我虽是文臣之后,但自小没少读两国山川地脉经著,自然对这南陲野秋鹤的重要性心知肚明。
南夷国境居西南穷山恶水,对中原富饶之地觊觎已久,而南陲野秋鹤作为通往中原腹地的咽喉骨,历朝历代都是兵家必争之地。

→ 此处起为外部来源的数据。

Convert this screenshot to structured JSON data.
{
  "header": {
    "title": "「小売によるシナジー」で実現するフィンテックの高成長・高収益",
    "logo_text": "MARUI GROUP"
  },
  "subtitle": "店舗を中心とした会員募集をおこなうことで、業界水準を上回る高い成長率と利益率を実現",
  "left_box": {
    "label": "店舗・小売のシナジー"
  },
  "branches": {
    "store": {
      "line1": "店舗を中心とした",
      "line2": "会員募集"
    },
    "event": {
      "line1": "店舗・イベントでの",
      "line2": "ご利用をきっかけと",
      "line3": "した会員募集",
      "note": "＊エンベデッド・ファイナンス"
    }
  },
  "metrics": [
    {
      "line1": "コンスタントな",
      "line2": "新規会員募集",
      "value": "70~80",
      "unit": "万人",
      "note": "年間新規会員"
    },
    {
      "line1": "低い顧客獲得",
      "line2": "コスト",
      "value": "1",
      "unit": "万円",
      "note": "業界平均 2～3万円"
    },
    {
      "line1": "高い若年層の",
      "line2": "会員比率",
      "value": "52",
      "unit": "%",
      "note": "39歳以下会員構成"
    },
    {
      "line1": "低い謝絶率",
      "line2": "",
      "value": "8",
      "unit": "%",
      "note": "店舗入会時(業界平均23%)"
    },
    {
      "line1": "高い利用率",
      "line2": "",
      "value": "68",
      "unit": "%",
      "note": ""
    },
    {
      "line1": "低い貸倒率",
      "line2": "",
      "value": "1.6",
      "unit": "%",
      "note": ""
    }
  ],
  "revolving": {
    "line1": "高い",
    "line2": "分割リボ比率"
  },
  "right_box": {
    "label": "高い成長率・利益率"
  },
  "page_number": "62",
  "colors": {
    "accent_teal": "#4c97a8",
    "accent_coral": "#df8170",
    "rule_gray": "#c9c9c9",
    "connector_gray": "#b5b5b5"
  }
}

眼下大历为了马瘟一事,竟然肯在这等要地上做出撤防让步,可见决心不小。
我忙问道:“既然大历开出如此优渥条件,皇上为何不许首肯?”
他眸间聚冷:“非我不肯,而是有人一直从中作梗。”
我心中有疑,不过很快从慕容曜变幻的神色间,找到了答案。
“我外祖父?”
“除了他,还能有谁。”
回应间,慕容曜面上扬起细微不悦。
“北燕境内官马调配,一直由太仆寺卿政统辖。而如今这太仆寺卿政肖世明,可是你外祖父一手提拔起来的心腹;我的圣旨,还比不上你外祖父一个眼色管用。”
“嚯,北燕天子还有驾驭不住的人?”
我双臂一叠,靠在浴桶边,打趣上慕容曜。
“处处受制于人的天子。”
声调骤降,慕容曜面色冷凝。
“这事,我不止一次在朝堂上提及。你外祖父表面上显出不干预之意,可每每到了关键钉板子的时候,就不断有人跳出来阻挠,称什么祸在他国,怕引火烧身,又如前阵子南境告危,前方急需补给,无暇顾及大历,等等,等等。一来二往,争执数月未果,事情就拖成这番尴尬境地。”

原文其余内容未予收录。